# Thread: Absolute Values and piecewise functions

1. ## Absolute Values and piecewise functions

Rewrite the following into a piecewise function without any absolute values:

y = [tex]\mid x-3\mid+\mid5+x\mid[\math]

i don't know if i did latex right, so here it is in regular text

y=(absolute value x-3) + (absolute value 5+x)

2. Originally Posted by Kingreaper
Rewrite the following into a piecewise function without any absolute values:

y = $\displaystyle \mid x-3\mid+\mid5+x\mid$
There are three “pieces” to the function:
• $\displaystyle x<-5$

• $\displaystyle -5\le x\le3$

• $\displaystyle x\ge3$

Consider each interval separately.

3. So how would I graph those?

4. Are you required to draw the graph as well? I thought you were only asked to rewrite the function without using absolute values.

Write the function in the form $\displaystyle y=\begin{cases}\ldots & x\le-5\\\\ \ldots & -5\le x\le 3\\\\ \ldots & x\ge3\end{cases}$.

5. Originally Posted by JaneBennet
Are you required to draw the graph as well? I thought you were only asked to rewrite the function without using absolute values.

Write the function in the form $\displaystyle y=\begin{cases}\ldots & x\le-5\\\\ \ldots & -5\le x\le 3\\\\ \ldots & x\ge3\end{cases}$.
So for example, the first one, y = ... x less than or equal to -5. What would that look like in slope intercept form? usually it would have a number in front of the x's instead of those dots.

6. Get your self a good graphing utility.

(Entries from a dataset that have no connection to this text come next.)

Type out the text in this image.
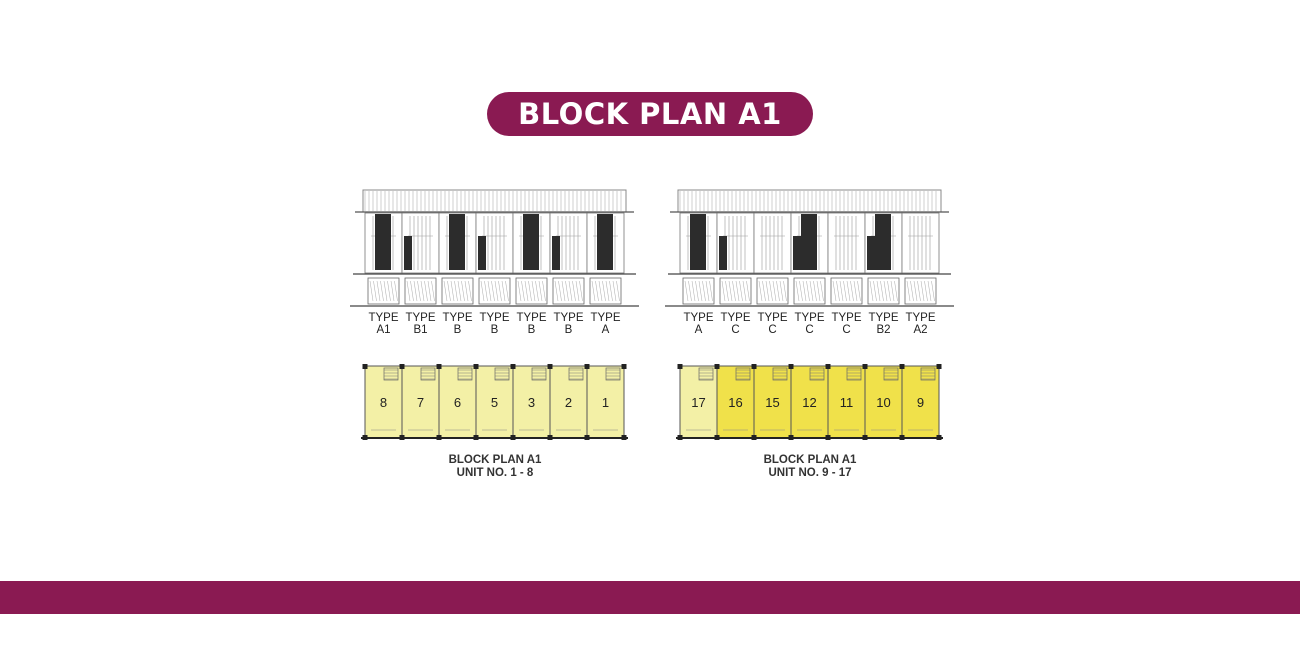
BLOCK PLAN A1
8 7 6 5 3 2 1
TYPE
A1
TYPE
B1
TYPE
B
TYPE
B
TYPE
B
TYPE
B
TYPE
A
BLOCK PLAN A1
UNIT NO. 1 - 8
17 16 15 12 11 10 9
TYPE
A
TYPE
C
TYPE
C
TYPE
C
TYPE
C
TYPE
B2
TYPE
A2
BLOCK PLAN A1
UNIT NO. 9 - 17
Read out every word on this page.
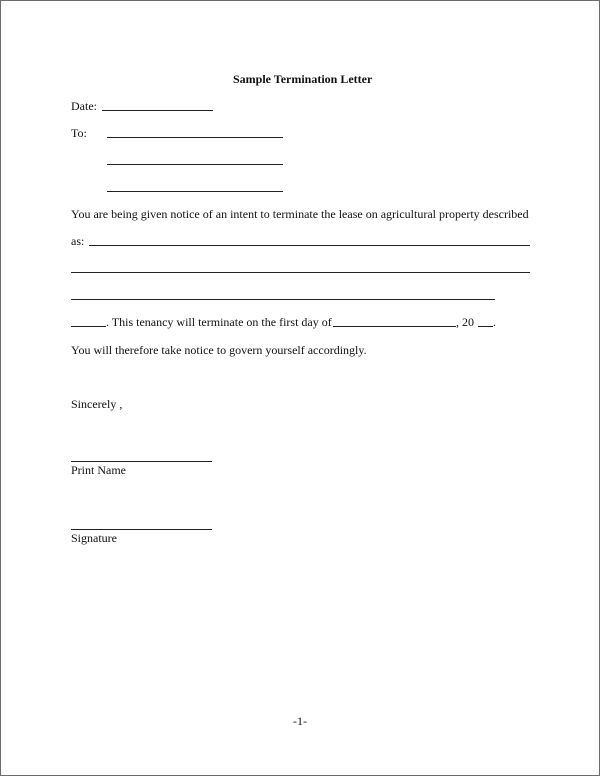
Sample Termination Letter
Date:
To:
You are being given notice of an intent to terminate the lease on agricultural property described
as:
. This tenancy will terminate on the first day of	, 20 .
You will therefore take notice to govern yourself accordingly.
Sincerely ,
Print Name
Signature
-1-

7. Thank you so much, but another problem has just come up that I have to do.

Solve the following:

$\displaystyle \sqrt{2x+1}+\sqrt{2x+6}=5$

8. Hello, Kingreaper!

Solve: .$\displaystyle \sqrt{2x+1} + \sqrt{2x+6} \:=\:5$

Isolate a radical: .$\displaystyle \sqrt{2x+1} \;=\;5 - \sqrt{2x+6}$

Square both sides: .$\displaystyle \left(\sqrt{2x+1}\right)^2 \;=\;\left(5 - \sqrt{2x+6}\right)^2$

. . . . . . . . . . . . . . . . . $\displaystyle 2x + 1 \;=\;25 - 10\sqrt{2x+6} + 2x + 6$

. . . . . . . . . . . . . . .$\displaystyle 10\sqrt{2x+6} \:=\:30$

. . . . . . . . . . . . . . . . $\displaystyle \sqrt{2x+6} \:=\:3$

Square both sides: .$\displaystyle 2x + 6 \:=\:9\quad\Rightarrow\quad 2x \:=\:3 \quad\Rightarrow\quad\boxed{ x \:=\:\frac{3}{2}}$

9. thank you all so much